Slight financial uptick, says report

Hold off the champagne, say number-crunchers, dark days are ahead.

Residential aged care providers have scored a small surplus, according to the latest industry data – but there’s a catch.

Analysing statistics from 1,191 homes, StewartBrown’s Aged Care Financial Performance Survey Report for the June-September 2023 quarter shows a marginal operating profit of $0.89 per bed per day – an improvement on a year ago when the period recorded a $21.29 loss.

However, as the report’s authors note, the improved performance is a direct result of a taxpayer subsidy that enabled providers to meet the mandated 200 direct care minutes that became compulsory from 1 October last year. “As this taxpayer-funded margin reduces,” say the authors, “then the operating performance will decline, and the overall financial sustainability of the sector will remain under pressure.”

The authors also stress that there are a number of areas that will have “future cost implications” for the sector including further mandatory care minute requirements – commencing 1 October – 24/7 nursing, the new Aged Care Act, and other legislative and compliance changes.

Elsewhere in the 37-page report, the direct care subsidy and supplements for the quarter averaged $258.74 per bed per day – a substantial increase from $215.68 for the April-June quarter.

Due to the increased levels of funding revenue – and partly because funded target minutes are not yet being met – the Sep-23 report recorded a surplus for direct care services of $18.26 per bed per day.

Source: StewartBrown

During the period, direct care staff minutes increased to an average of 196.36 minutes per resident per day, including 36.12 minutes from registered nurses.

However, as the table below shows, the profit margins of those homes meeting or beating the direct care targets are less than those who are falling short.

Source: StewartBrown

“As those homes in the first and second quartiles continue to work towards their average care minutes it is expected that their margins will be reduced, which will have a downward impact on the care result,” say the report’s authors.

Source: StewartBrown

Residential aged care occupancy levels for the period rose to 92.7 per cent – up from 91 per cent as of September ’22.

Indirect care – catering, cleaning, laundry and utilities – continues to cost more than revenue earned through the basic daily fee – currently set at 85 per cent of the age pension – and the hotelling supplement.
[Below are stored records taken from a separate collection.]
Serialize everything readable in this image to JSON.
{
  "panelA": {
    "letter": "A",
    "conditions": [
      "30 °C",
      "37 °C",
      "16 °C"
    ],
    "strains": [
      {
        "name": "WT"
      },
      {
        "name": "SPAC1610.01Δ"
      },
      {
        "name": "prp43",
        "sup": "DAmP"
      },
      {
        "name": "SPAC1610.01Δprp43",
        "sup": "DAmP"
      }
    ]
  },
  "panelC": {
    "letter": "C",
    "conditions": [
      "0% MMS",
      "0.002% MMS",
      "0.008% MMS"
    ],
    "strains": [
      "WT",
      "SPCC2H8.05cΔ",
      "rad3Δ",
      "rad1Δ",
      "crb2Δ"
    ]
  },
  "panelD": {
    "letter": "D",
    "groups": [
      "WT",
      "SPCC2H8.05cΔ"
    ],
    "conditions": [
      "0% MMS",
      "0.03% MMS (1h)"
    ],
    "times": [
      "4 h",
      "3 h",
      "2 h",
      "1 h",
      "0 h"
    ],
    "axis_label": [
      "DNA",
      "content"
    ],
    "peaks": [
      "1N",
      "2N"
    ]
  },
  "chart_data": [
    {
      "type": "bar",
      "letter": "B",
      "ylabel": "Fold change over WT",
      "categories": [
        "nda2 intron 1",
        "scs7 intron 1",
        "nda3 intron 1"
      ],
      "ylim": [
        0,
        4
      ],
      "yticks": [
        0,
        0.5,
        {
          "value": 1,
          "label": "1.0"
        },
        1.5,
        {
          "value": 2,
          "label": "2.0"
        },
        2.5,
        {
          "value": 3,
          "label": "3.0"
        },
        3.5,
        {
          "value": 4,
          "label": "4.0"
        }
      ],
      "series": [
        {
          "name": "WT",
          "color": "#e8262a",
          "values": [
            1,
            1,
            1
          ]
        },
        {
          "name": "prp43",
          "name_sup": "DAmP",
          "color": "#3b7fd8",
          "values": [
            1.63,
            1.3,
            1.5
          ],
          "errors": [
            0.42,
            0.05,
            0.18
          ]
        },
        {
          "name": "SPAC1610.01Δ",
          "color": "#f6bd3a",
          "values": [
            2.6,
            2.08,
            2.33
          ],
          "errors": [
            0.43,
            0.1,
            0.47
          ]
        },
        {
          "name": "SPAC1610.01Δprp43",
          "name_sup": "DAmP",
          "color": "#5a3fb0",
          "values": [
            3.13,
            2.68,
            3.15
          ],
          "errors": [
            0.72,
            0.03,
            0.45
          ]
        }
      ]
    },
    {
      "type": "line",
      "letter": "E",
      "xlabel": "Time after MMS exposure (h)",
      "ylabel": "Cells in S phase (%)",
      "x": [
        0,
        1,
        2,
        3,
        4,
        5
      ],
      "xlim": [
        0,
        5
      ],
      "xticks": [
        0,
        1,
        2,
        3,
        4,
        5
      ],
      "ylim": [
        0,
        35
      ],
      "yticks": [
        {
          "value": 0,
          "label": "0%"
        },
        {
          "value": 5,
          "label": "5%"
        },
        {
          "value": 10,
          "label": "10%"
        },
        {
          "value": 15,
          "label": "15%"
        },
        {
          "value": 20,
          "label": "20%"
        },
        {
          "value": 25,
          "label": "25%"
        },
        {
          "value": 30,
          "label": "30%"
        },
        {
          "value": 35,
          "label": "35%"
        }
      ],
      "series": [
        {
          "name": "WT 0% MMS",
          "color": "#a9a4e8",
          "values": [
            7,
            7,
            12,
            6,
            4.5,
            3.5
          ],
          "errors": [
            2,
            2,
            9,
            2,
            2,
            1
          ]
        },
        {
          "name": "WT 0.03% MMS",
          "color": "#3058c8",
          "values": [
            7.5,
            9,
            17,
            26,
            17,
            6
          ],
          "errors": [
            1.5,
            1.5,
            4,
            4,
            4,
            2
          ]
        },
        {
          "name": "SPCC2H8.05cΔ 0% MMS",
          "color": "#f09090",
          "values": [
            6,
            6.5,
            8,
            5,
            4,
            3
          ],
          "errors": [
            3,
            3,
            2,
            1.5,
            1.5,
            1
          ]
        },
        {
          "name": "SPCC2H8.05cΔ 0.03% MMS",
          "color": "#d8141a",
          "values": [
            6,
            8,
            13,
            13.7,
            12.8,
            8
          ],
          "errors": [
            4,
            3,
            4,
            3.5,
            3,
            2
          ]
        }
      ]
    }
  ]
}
The result for the survey period is an average loss of $6.67 per bed per day.

Accommodation is the biggest money loser for aged care providers, however, with the period showing an average loss of $10.70 per bed per day.

As shown in previous financial performance reports, regional aged care homes – particularly those located in large and medium rural towns – continue to record significant operating losses, which, say the authors, “are becoming financially unsustainable.”

Source: StewartBrown

Crunching home care finances from data derived from 64,423 home care packages, the report shows revenue per client per day has increased by $9.39 to $75.78.

However, average operating profit per client per day decreased by $1.33 to $2.23 – Sep-22 recorded $3.56.

Other findings include:

  • staff hours increased with care recipients receiving an average of 5.32 hours of care
  • unspent funds rose slightly to an average of $13,164 per care recipient – total unspent funds nationally stands in excess of $3.2 billion
  • care management cost as a percentage of revenue fell to 10.2 per cent during the period compared to 11.2 per cent for Sep-22
  • administration and support costs represent 26.5 per cent of revenue – an increase from the same period last year of 24 per cent.

To ensure the future financial sustainability of Australia’s aged care sector – and ahead of the final report from the Aged Care Taskforce, which is due to land by the end of the month – StewartBrown concludes its report by once again calling for “a greater level of consumer co-contribution in funding aged care.”